BY: KIM HASTY
All the fresh-faced young people walking the halls at Cape Fear Valley Medical Center surprised some folks at first.
Every newly-graduated physician enters a residency program for three to five years for hands-on training in a chosen specialty.
When Cape Fear Valley Health took in its first group of residents in 2017, any skepticism there may have been about those young faces quickly faded.
“Now everyone says, ‘Where are the residents?’ whenever they’re not around,” said Kelly Van Fossen, D.O., who heads Cape Fear Valley’s surgical residency program. Those residents are part of the reason that Cape Fear Valley Health has been able to make such impressive strides in transitioning from a community hospital to a regional referral center, one that stresses the academic side of medicine and thereby elevates the overall level of care.
“The residency program raises the level of expectations,” said Joel Horowitz, M.D., Cape Fear Valley’s Medical Director of Surgical Services. “It raises expectations both from what the institution is able to offer and for the kind of people we’re bringing in to train these new doctors. We now have a lot available here in town that we did not have in the past.”
The residency program also bodes well for meeting a statewide shortage of physicians. An estimated 50 percent of residents go into practice within 50 miles of where they complete their residency. Cape Fear Valley Health’s residency program already has grown to 130 residents and 3 fellows with a goal of growing to a capacity of 300.
The construction of the planned five-story Center for Medical Education and Research off Melrose Road will help handle the program’s expected growth.
“Lots of new exciting things are happening and a lot of it is centered on this new educational piece,” Horowitz said. “Part of the demand of the training
programs is that you’re training these new doctors with the latest techniques. It puts pressure on us to raise our level.”
He points to the recent additions of the likes of plastic surgeon Leif Nordberg, M.D., surgical oncologist Pragatheeshwar “Dr. Prag” Thirunavukarasu, M.D., and neurosurgeon Prithvi Narayan, M.D.
“In the last six months to a year, our referral volume has increased dramatically,” he said.
“That means that patients don’t have to leave town for these services.” Horowitz, who came to Fayetteville more than two decades ago, is in a new position created to help manage the medical center’s growth in surgical services across all its regional campuses.
“Part of my goal is to reach out to all the different departments and ask them what their one-year plan is, their five-year plan and their 10-year plan,” he said. “That’s so we can see what the departments feel that they need to bring in.

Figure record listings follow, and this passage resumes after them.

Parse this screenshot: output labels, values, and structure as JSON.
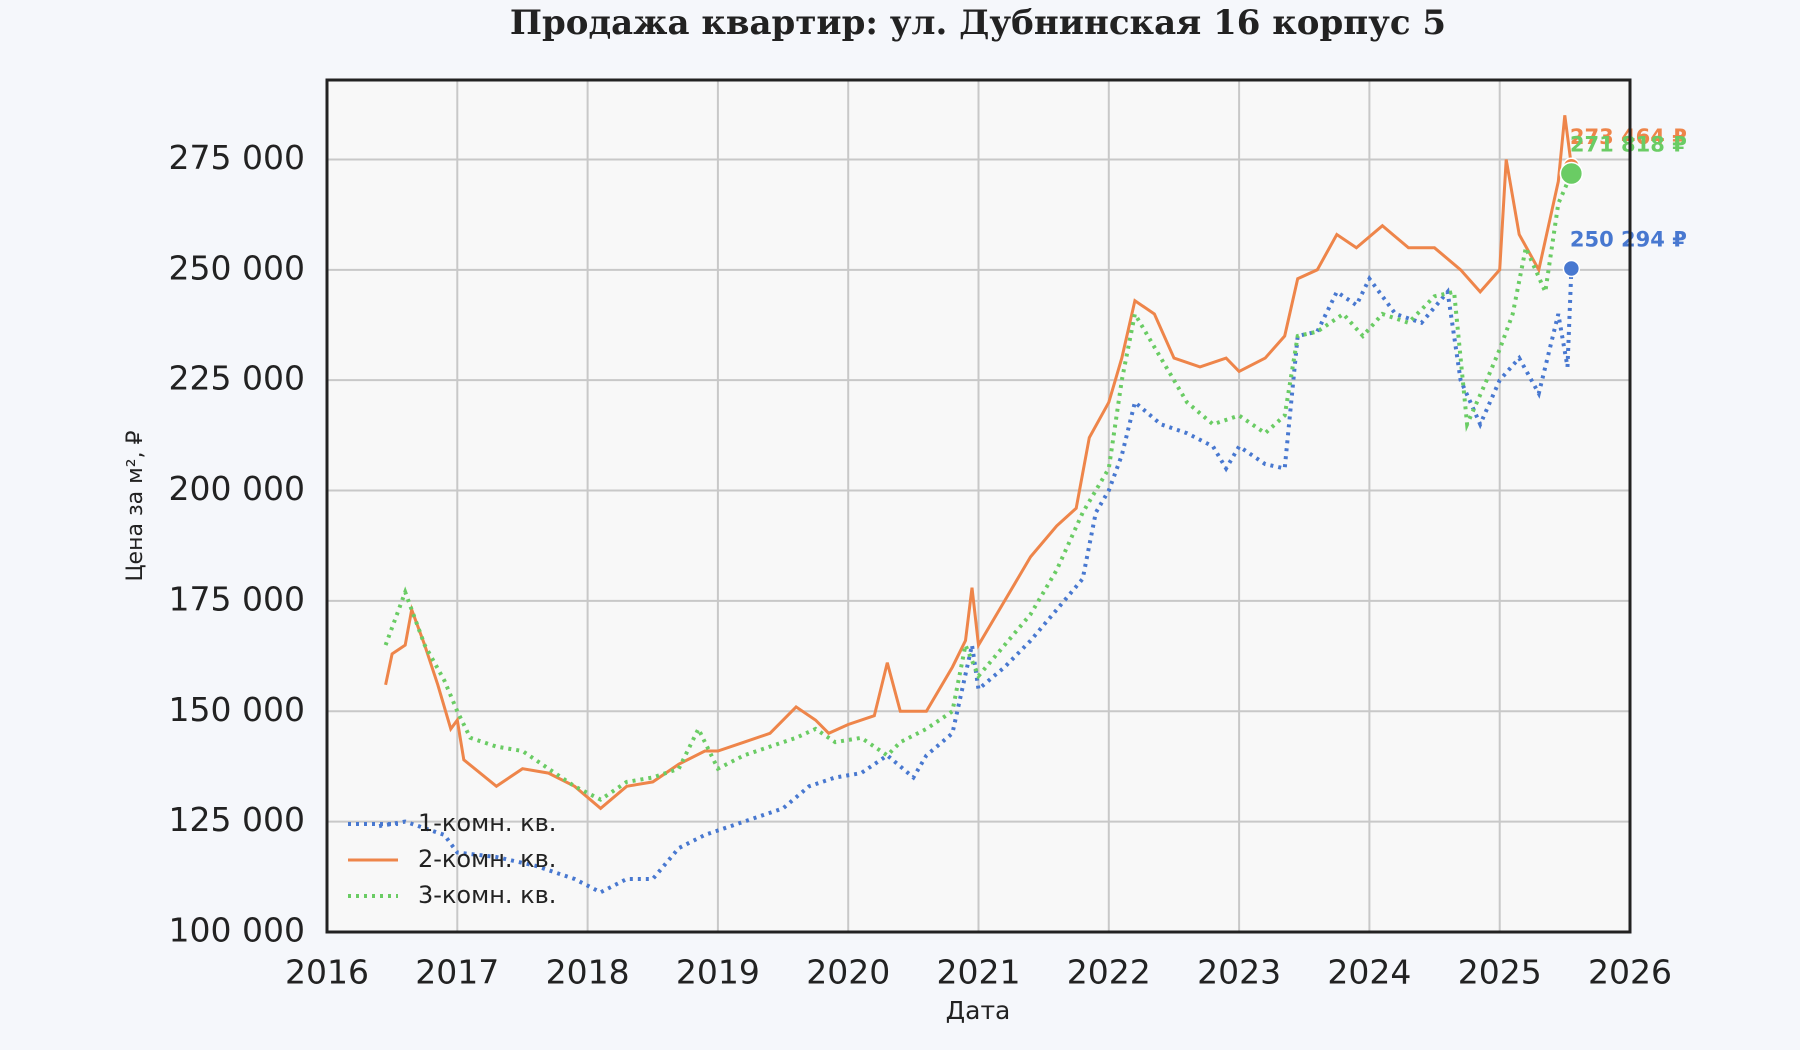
{
  "chart_data": {
    "type": "line",
    "title": "Продажа квартир: ул. Дубнинская 16 корпус 5",
    "xlabel": "Дата",
    "ylabel": "Цена за м², ₽",
    "xlim": [
      2016,
      2026
    ],
    "xticks": [
      2016,
      2017,
      2018,
      2019,
      2020,
      2021,
      2022,
      2023,
      2024,
      2025,
      2026
    ],
    "ylim": [
      100000,
      293000
    ],
    "yticks": [
      {
        "value": 100000,
        "label": "100 000"
      },
      {
        "value": 125000,
        "label": "125 000"
      },
      {
        "value": 150000,
        "label": "150 000"
      },
      {
        "value": 175000,
        "label": "175 000"
      },
      {
        "value": 200000,
        "label": "200 000"
      },
      {
        "value": 225000,
        "label": "225 000"
      },
      {
        "value": 250000,
        "label": "250 000"
      },
      {
        "value": 275000,
        "label": "275 000"
      }
    ],
    "grid": true,
    "legend": "lower left",
    "series": [
      {
        "name": "1-комн. кв.",
        "color": "#4878d0",
        "style": "dotted",
        "x": [
          2016.4,
          2016.6,
          2016.9,
          2017.0,
          2017.3,
          2017.6,
          2017.9,
          2018.1,
          2018.3,
          2018.5,
          2018.7,
          2018.9,
          2019.0,
          2019.3,
          2019.5,
          2019.7,
          2019.9,
          2020.1,
          2020.3,
          2020.5,
          2020.6,
          2020.8,
          2020.95,
          2021.0,
          2021.2,
          2021.4,
          2021.6,
          2021.8,
          2021.9,
          2022.0,
          2022.1,
          2022.2,
          2022.4,
          2022.6,
          2022.8,
          2022.9,
          2023.0,
          2023.2,
          2023.35,
          2023.45,
          2023.6,
          2023.75,
          2023.9,
          2024.0,
          2024.2,
          2024.4,
          2024.6,
          2024.7,
          2024.85,
          2025.0,
          2025.15,
          2025.3,
          2025.45,
          2025.52,
          2025.55
        ],
        "values": [
          124000,
          125000,
          122000,
          118000,
          117000,
          115000,
          112000,
          109000,
          112000,
          112000,
          119000,
          122000,
          123000,
          126000,
          128000,
          133000,
          135000,
          136000,
          140000,
          135000,
          140000,
          145000,
          165000,
          155000,
          160000,
          166000,
          173000,
          180000,
          195000,
          200000,
          208000,
          220000,
          215000,
          213000,
          210000,
          205000,
          210000,
          206000,
          205000,
          235000,
          236000,
          245000,
          242000,
          248000,
          240000,
          238000,
          245000,
          225000,
          215000,
          225000,
          230000,
          222000,
          240000,
          228000,
          250294
        ]
      },
      {
        "name": "2-комн. кв.",
        "color": "#ee854a",
        "style": "solid",
        "x": [
          2016.45,
          2016.5,
          2016.6,
          2016.65,
          2016.75,
          2016.85,
          2016.95,
          2017.0,
          2017.05,
          2017.3,
          2017.5,
          2017.7,
          2017.9,
          2018.1,
          2018.3,
          2018.5,
          2018.7,
          2018.9,
          2019.0,
          2019.2,
          2019.4,
          2019.6,
          2019.75,
          2019.85,
          2020.0,
          2020.2,
          2020.3,
          2020.4,
          2020.6,
          2020.8,
          2020.9,
          2020.95,
          2021.0,
          2021.2,
          2021.4,
          2021.6,
          2021.75,
          2021.85,
          2022.0,
          2022.1,
          2022.2,
          2022.35,
          2022.5,
          2022.7,
          2022.9,
          2023.0,
          2023.2,
          2023.35,
          2023.45,
          2023.6,
          2023.75,
          2023.9,
          2024.1,
          2024.3,
          2024.5,
          2024.7,
          2024.85,
          2025.0,
          2025.05,
          2025.15,
          2025.3,
          2025.45,
          2025.5,
          2025.55
        ],
        "values": [
          156000,
          163000,
          165000,
          173000,
          165000,
          156000,
          146000,
          148000,
          139000,
          133000,
          137000,
          136000,
          133000,
          128000,
          133000,
          134000,
          138000,
          141000,
          141000,
          143000,
          145000,
          151000,
          148000,
          145000,
          147000,
          149000,
          161000,
          150000,
          150000,
          160000,
          166000,
          178000,
          165000,
          175000,
          185000,
          192000,
          196000,
          212000,
          220000,
          230000,
          243000,
          240000,
          230000,
          228000,
          230000,
          227000,
          230000,
          235000,
          248000,
          250000,
          258000,
          255000,
          260000,
          255000,
          255000,
          250000,
          245000,
          250000,
          275000,
          258000,
          250000,
          270000,
          285000,
          273464
        ]
      },
      {
        "name": "3-комн. кв.",
        "color": "#6acc64",
        "style": "dotted",
        "x": [
          2016.45,
          2016.6,
          2016.75,
          2016.9,
          2017.0,
          2017.1,
          2017.3,
          2017.5,
          2017.7,
          2017.9,
          2018.1,
          2018.3,
          2018.5,
          2018.7,
          2018.85,
          2019.0,
          2019.2,
          2019.4,
          2019.6,
          2019.75,
          2019.9,
          2020.1,
          2020.3,
          2020.4,
          2020.6,
          2020.8,
          2020.9,
          2021.0,
          2021.2,
          2021.4,
          2021.6,
          2021.8,
          2022.0,
          2022.1,
          2022.2,
          2022.4,
          2022.6,
          2022.8,
          2023.0,
          2023.2,
          2023.35,
          2023.45,
          2023.6,
          2023.8,
          2023.95,
          2024.1,
          2024.3,
          2024.5,
          2024.65,
          2024.75,
          2024.9,
          2025.0,
          2025.1,
          2025.2,
          2025.35,
          2025.45,
          2025.55
        ],
        "values": [
          165000,
          177000,
          165000,
          157000,
          150000,
          144000,
          142000,
          141000,
          137000,
          133000,
          130000,
          134000,
          135000,
          137000,
          146000,
          137000,
          140000,
          142000,
          144000,
          146000,
          143000,
          144000,
          140000,
          143000,
          146000,
          150000,
          165000,
          158000,
          165000,
          172000,
          182000,
          195000,
          205000,
          225000,
          240000,
          230000,
          220000,
          215000,
          217000,
          213000,
          217000,
          235000,
          236000,
          240000,
          235000,
          240000,
          238000,
          244000,
          245000,
          215000,
          225000,
          232000,
          240000,
          255000,
          245000,
          265000,
          271818
        ]
      }
    ],
    "annotations": [
      {
        "text": "273 464 ₽",
        "x": 2025.55,
        "y": 273464,
        "color": "#ee854a"
      },
      {
        "text": "271 818 ₽",
        "x": 2025.55,
        "y": 271818,
        "color": "#6acc64"
      },
      {
        "text": "250 294 ₽",
        "x": 2025.55,
        "y": 250294,
        "color": "#4878d0"
      }
    ]
  }
}
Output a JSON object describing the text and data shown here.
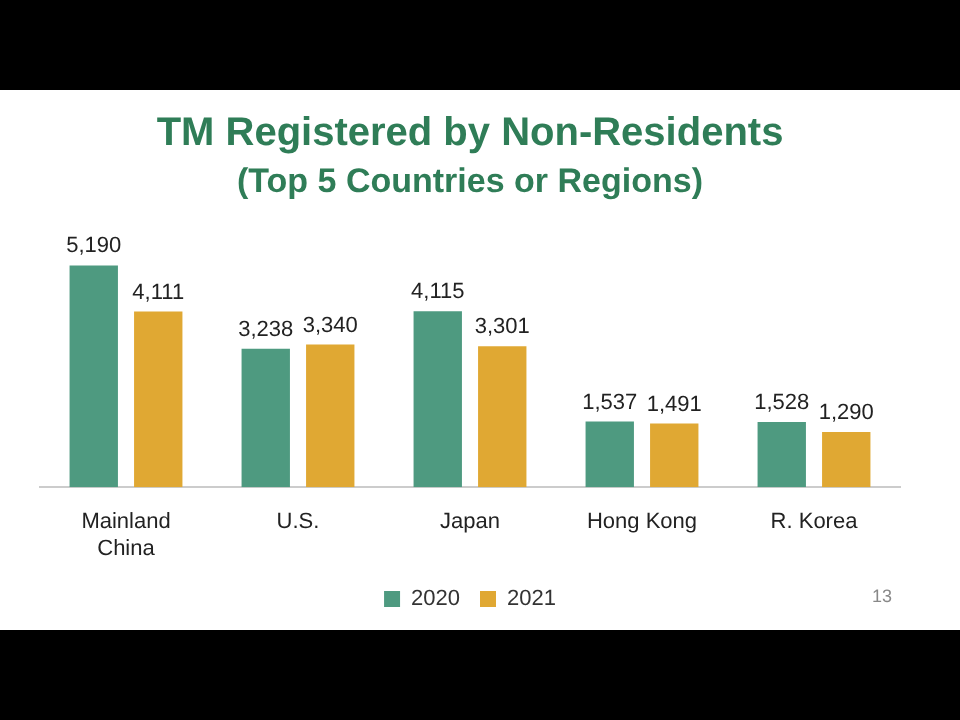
{
  "chart_data": {
    "type": "bar",
    "title": "TM Registered by Non-Residents",
    "subtitle": "(Top 5 Countries or Regions)",
    "categories": [
      "Mainland China",
      "U.S.",
      "Japan",
      "Hong Kong",
      "R. Korea"
    ],
    "series": [
      {
        "name": "2020",
        "color": "#4e9a80",
        "values": [
          5190,
          3238,
          4115,
          1537,
          1528
        ],
        "value_labels": [
          "5,190",
          "3,238",
          "4,115",
          "1,537",
          "1,528"
        ]
      },
      {
        "name": "2021",
        "color": "#e0a833",
        "values": [
          4111,
          3340,
          3301,
          1491,
          1290
        ],
        "value_labels": [
          "4,111",
          "3,340",
          "3,301",
          "1,491",
          "1,290"
        ]
      }
    ],
    "legend": "bottom",
    "annotations": [
      "13"
    ]
  }
}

It’s part of a constantly evolving process: to come up with a game plan as we expand.”
While Dr. Van Fossen is director of the surgical residency program, the entire staff participates in the residents’ training.
“They start off slowly and gain responsibilities as their abilities grow and increase,” Dr. Horowitz said. “I’ve been very impressed.”
For now, Dr. Van Fossen’s surgical program has 14 residents from as far away as Alaska and from as close to home as Fayetteville. The group is small enough that the residents have been able to foster a family-like bond within the group. They’ve also managed to foster confidence in their work.
“They’ve helped us elevate the level of care,” Van Fossen said. “They’re able to be our eyes and ears. In many cases, we’re now able to have someone there 24 hours a day and seven days a week.”